Ribeirão Preto - A 2ª Vara do Trabalho de Franca (SP) concedeu liminar favorável ao Ministério Público do Trabalho, determinando o bloqueio de ativos financeiros no limite de R$ 300 mil, bem como o bloqueio e indisponibilidade de veículos e imóveis de dois acusados de praticar tráfico internacional de pessoas e manter trabalhadores transexuais em regime de servidão por dívida. Os recursos vão ser usados no pagamento de rescisão indireta de contrato de trabalho. A decisão também autoriza expressamente o ingresso dos trabalhadores no programa de seguro-desemprego, independente de anotação do contrato em carteira de trabalho. Ao todo, 13 pessoas foram beneficiadas.
A decisão da juíza Eliana dos Santos Alves Nogueira atende aos pedidos feitos, em ação civil pública, pela procuradora Regina Duarte da Silva, do MPT, em Ribeirão Preto.

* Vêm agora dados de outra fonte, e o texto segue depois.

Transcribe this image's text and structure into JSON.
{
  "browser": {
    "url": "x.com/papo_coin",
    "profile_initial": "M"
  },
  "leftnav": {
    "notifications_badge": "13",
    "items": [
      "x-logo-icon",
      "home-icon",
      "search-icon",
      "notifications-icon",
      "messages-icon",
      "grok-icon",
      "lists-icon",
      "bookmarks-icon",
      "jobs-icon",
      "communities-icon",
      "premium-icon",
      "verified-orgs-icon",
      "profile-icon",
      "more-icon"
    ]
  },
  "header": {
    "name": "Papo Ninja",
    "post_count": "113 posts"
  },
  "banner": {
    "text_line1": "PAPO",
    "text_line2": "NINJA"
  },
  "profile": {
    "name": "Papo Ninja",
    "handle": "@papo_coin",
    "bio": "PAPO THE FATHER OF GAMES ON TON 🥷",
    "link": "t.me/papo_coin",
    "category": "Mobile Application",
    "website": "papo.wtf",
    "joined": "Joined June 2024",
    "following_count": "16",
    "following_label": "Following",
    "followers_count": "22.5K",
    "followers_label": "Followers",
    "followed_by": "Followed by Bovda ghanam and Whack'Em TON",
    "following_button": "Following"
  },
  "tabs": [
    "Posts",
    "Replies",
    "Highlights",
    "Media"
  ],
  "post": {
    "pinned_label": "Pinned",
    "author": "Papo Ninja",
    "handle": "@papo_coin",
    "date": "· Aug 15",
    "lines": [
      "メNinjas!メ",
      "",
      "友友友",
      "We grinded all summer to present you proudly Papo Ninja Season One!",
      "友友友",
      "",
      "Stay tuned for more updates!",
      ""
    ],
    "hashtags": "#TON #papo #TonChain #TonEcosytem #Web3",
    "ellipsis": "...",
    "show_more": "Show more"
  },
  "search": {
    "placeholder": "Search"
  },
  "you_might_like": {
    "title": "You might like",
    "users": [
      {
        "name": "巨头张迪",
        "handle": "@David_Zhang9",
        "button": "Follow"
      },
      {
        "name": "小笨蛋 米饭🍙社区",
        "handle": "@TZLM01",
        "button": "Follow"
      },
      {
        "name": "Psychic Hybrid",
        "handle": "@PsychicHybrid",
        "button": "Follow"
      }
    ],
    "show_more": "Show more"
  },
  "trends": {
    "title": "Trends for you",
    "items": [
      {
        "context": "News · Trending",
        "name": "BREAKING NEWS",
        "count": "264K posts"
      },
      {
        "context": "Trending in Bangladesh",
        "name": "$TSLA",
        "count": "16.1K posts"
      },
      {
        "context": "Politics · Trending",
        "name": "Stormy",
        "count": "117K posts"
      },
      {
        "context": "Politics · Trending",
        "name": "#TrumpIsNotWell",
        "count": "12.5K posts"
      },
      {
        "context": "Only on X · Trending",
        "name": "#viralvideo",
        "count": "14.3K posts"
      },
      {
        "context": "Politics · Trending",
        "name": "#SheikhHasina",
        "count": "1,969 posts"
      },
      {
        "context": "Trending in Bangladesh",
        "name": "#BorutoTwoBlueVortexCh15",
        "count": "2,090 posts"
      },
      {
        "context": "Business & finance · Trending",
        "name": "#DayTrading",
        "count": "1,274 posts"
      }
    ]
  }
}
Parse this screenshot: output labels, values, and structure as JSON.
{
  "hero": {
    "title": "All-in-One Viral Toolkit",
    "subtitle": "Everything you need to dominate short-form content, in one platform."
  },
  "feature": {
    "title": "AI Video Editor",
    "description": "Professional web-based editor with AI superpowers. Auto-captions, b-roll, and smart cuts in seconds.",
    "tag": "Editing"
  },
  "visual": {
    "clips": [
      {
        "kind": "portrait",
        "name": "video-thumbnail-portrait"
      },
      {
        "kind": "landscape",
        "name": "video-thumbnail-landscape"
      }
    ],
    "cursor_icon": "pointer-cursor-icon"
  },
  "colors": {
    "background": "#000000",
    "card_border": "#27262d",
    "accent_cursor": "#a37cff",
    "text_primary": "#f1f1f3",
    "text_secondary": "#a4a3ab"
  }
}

Os réus, que estão sob a custódia do Estado, têm 10 dias para apresentar defesa, a partir da intimação. Eles foram presos durante a operação Fada Madrinha, realizada no útlimo dia 9 de agosto. A ação resultou no cumprimento de três mandados de prisão preventiva e oito de busca e apreensão, nos municípios de Franca, São Paulo, Aparecida de Goiânia, Goiânia, Jataí, Rio Verde e Leopoldina. Os aliciadores investigados pelo MPT, Ministério Público Federal e Polícia Federal, traficaram dezenas de transexuais para a Itália, além de submetê-los à servidão por dívidas, configurando redução de pessoas a condições análogas à escravidão.
Para habilitar o benefício do seguro-desemprego, os trabalhadores devem apresentar a cópia da decisão, que funcionará como alvará judicial.
As investigações que levaram à operação Fada Madrinha revelaram que as vítimas, todas transexuais, eram aliciadas pelas redes sociais mediante promessas de transformação corporal para a participação em concursos de beleza. Nessas cirurgias, eram utilizadas próteses mamárias reaproveitadas ou de baixíssima qualidade. Os investigados aplicavam silicone industrial nas nádegas, pernas e rosto das vítimas, produto utilizado para lubrificar maquinário e motores, proibido pela Anvisa devido ao seu alto grau de nocividade à saúde humana.
Os preços cobrados pelas intervenções estéticas eram superfaturados, de modo a impor às vítimas dívidas altíssimas. Como forma de pagar pelo sonho da transformação corporal, os transexuais aceitavam realizar programas de natureza sexual nas ruas da cidade, nas casas onde ficavam hospedados junto com os aliciadores e em motéis, a qualquer hora do dia. Os investigados cobravam diária de R$ 170, sendo R$ 70 para hospedagem e alimentação, R$ 50 para aquisição de roupas, perucas, sapatos e outros acessórios – também fornecidos exclusivamente pelos aliciadores, e R$ 50 da chamada “poupança da transição”, para financiar os procedimentos estéticos.
Algumas vítimas eram enviadas para a Itália com outra falsa promessa: ganhar dinheiro fácil e ser uma estrela de concursos internacionais de beleza. Na verdade, elas já saíam do Brasil com dívidas e obrigadas a pagar os custos de ida e de estadia no país. Os transexuais explorados não tinham como voltar ao Brasil e eram novamente submetidos à exploração sexual. As investigações continuam em andamento.